Providing efficient and easy-to-use graphical tools to users is a promising challenge of data mining, especially in the case of association rules. These tools must be able to generate explicit knowledge and, then, to present it in an elegant way. Visualization techniques have shown to be an efficient solution to achieve such a goal. Even though considered as a key step in the mining process, the visualization step of association rules received much less attention than that paid to the extraction step. Nevertheless, some graphical tools have been developed to extract and visualize association rules. In those tools, various approaches are proposed to filter the huge number of association rules before the visualization step. However both data mining steps (association rule extraction and visualization) are treated separately in a one way process. Recently different approaches have been proposed that use meta-knowledge to guide the user during the mining process. Standing at the crossroads of Data Mining and Human-Computer Interaction, those approaches present an integrated framework covering both steps of the data mining process. This chapter describes and discusses such approaches. Two approaches are described in details: the first one builds a roadmap of compact representation of association rules from which the user can explore generic bases of association rules and derive, if desired, redundant ones without information loss. The second approach clusters the set of association rules or its generic bases, and uses a fisheye view technique to help the user during the mining of association rules. Generic bases with their links or the associated clusters constitute the meta-knowledge used to guide the interactive and cooperative visualization of association rules.

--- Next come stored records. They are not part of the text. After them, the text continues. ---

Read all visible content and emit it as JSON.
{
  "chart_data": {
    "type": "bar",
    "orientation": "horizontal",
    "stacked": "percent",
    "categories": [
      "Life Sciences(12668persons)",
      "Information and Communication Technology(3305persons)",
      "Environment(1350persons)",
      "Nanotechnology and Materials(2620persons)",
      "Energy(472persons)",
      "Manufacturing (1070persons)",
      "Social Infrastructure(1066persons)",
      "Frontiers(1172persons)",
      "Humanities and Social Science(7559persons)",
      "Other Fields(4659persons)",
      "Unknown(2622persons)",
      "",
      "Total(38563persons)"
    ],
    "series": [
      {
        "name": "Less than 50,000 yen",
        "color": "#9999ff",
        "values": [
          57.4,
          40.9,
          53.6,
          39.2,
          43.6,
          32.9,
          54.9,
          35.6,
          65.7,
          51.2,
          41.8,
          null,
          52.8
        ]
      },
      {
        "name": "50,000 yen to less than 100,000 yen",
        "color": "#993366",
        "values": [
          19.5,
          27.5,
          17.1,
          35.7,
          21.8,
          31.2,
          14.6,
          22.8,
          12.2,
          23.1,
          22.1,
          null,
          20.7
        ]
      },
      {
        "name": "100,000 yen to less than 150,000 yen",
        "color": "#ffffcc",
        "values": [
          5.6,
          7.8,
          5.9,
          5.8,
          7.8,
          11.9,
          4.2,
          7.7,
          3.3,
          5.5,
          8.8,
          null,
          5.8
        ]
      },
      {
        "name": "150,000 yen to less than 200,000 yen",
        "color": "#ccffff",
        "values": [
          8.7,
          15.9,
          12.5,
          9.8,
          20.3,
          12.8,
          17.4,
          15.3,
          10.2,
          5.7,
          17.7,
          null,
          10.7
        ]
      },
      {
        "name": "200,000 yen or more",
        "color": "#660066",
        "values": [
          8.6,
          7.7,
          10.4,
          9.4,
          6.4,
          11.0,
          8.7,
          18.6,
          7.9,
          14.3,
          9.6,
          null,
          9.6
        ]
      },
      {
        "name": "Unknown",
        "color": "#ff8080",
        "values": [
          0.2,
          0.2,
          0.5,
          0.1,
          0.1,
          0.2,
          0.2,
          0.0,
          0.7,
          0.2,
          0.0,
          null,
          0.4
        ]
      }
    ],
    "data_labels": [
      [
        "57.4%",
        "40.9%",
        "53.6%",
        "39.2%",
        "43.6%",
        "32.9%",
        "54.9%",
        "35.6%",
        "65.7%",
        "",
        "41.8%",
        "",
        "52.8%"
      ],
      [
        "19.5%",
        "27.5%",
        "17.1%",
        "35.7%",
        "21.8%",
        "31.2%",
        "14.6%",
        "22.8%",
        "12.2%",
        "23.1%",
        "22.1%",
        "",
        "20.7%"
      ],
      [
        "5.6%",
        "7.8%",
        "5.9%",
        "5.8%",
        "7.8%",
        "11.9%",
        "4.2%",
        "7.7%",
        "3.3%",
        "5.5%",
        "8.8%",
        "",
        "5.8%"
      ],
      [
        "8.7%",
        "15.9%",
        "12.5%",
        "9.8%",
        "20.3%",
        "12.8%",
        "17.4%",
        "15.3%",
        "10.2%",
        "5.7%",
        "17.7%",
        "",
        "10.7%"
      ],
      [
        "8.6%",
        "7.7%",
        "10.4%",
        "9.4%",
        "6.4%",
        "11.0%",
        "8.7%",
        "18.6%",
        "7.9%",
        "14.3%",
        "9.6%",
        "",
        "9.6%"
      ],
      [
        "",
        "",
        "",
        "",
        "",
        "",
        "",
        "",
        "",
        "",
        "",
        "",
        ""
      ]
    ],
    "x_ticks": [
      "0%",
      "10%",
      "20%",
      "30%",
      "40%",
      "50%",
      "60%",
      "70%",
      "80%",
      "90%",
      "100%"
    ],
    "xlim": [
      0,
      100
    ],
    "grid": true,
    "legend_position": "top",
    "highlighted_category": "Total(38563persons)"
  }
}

Data mining techniques have been proposed and studied to help users better understand and scrutinize huge amounts of collected and stored data. In this respect, extracting association rules has grasped the interest of the data mining community. Thus, the last decade has been marked by a determined algorithmic effort to reduce the computation time of the interesting itemset extraction step. The obtained success is primarily due to an important programming effort combined with strategies for compacting data structures in main memory. However, it seems obvious that this frenzied activity loses sight of the essential objective of this step, i.e., extracting a reliable knowledge, of exploitable size for users. Indeed, the unmanageably large association rule sets compounded with their low precision often make the perusal of knowledge ineffective, their exploitation time-consuming and frustrating for users. Moreover, unfortunately, this teenaged field seems to provide results in the opposite direction with the evolving “knowledge management” topic.
The commonly generated thousands and even millions of high-confidence rules – among which many are redundant (Bastide et al., 2000; Ben Yahia et al., 2006; Stumme et al., 2001; Zaki, 2004) – encouraged the development of more acute techniques to limit the number of reported rules, starting by basic pruning techniques based on thresholds for both the frequency of the represented pattern and the strength of the dependency between premise and conclusion. Moreover, this pruning can be based on patterns defined by the user (user-defined templates), on Boolean operators (Meo et al., 1996; Ng et al., 1998; Ohsaki et al., 2004; Srikant et al., 1997). The number of rules can be reduced through pruning based on additional information such as a taxonomy on items (Han, & Fu, 1995) or on a metric of specific interest (Brin et al., 1997) (e.g., Pearson’s correlation or χ2-test). More advanced techniques that produce only lossless information limited number of the entire set of rules, called generic bases (Bastide et al., 2000). The generation of such generic bases heavily draws on a battery of results provided by formal concept analysis (FCA) (Ganter & Wille, 1999). This association rule reduction can be seen as a “sine qua non” condition to avoid that the visualization step comes up short in dealing with large amounts of rules. In fact, the most used kind of visualization categories in data mining is the use of visualization techniques to present the information caught out from the mining process. Graphical visualization tools became more appealing when handling large data sets with complex relationships, since information presented in the form of images is more direct and easily understood by humans (Buono & Costabile, 2004; Buono et al., 2001). Visualization tools allow users to work in an interactive environment with ease in understanding rules.
Consequently, data mining techniques gain in presenting discovered knowledge in an interactive, graphical form that often fosters new insights. Thus, the user is encouraged to form and validate new hypotheses to the end of better problem solving and gaining deeper domain knowledge (Bustos et al., 2003). Visual data analysis is a way to achieve such goal, especially when it is tightly coupled with the management of meta-knowledge used to handle the vast amounts of extracted knowledge.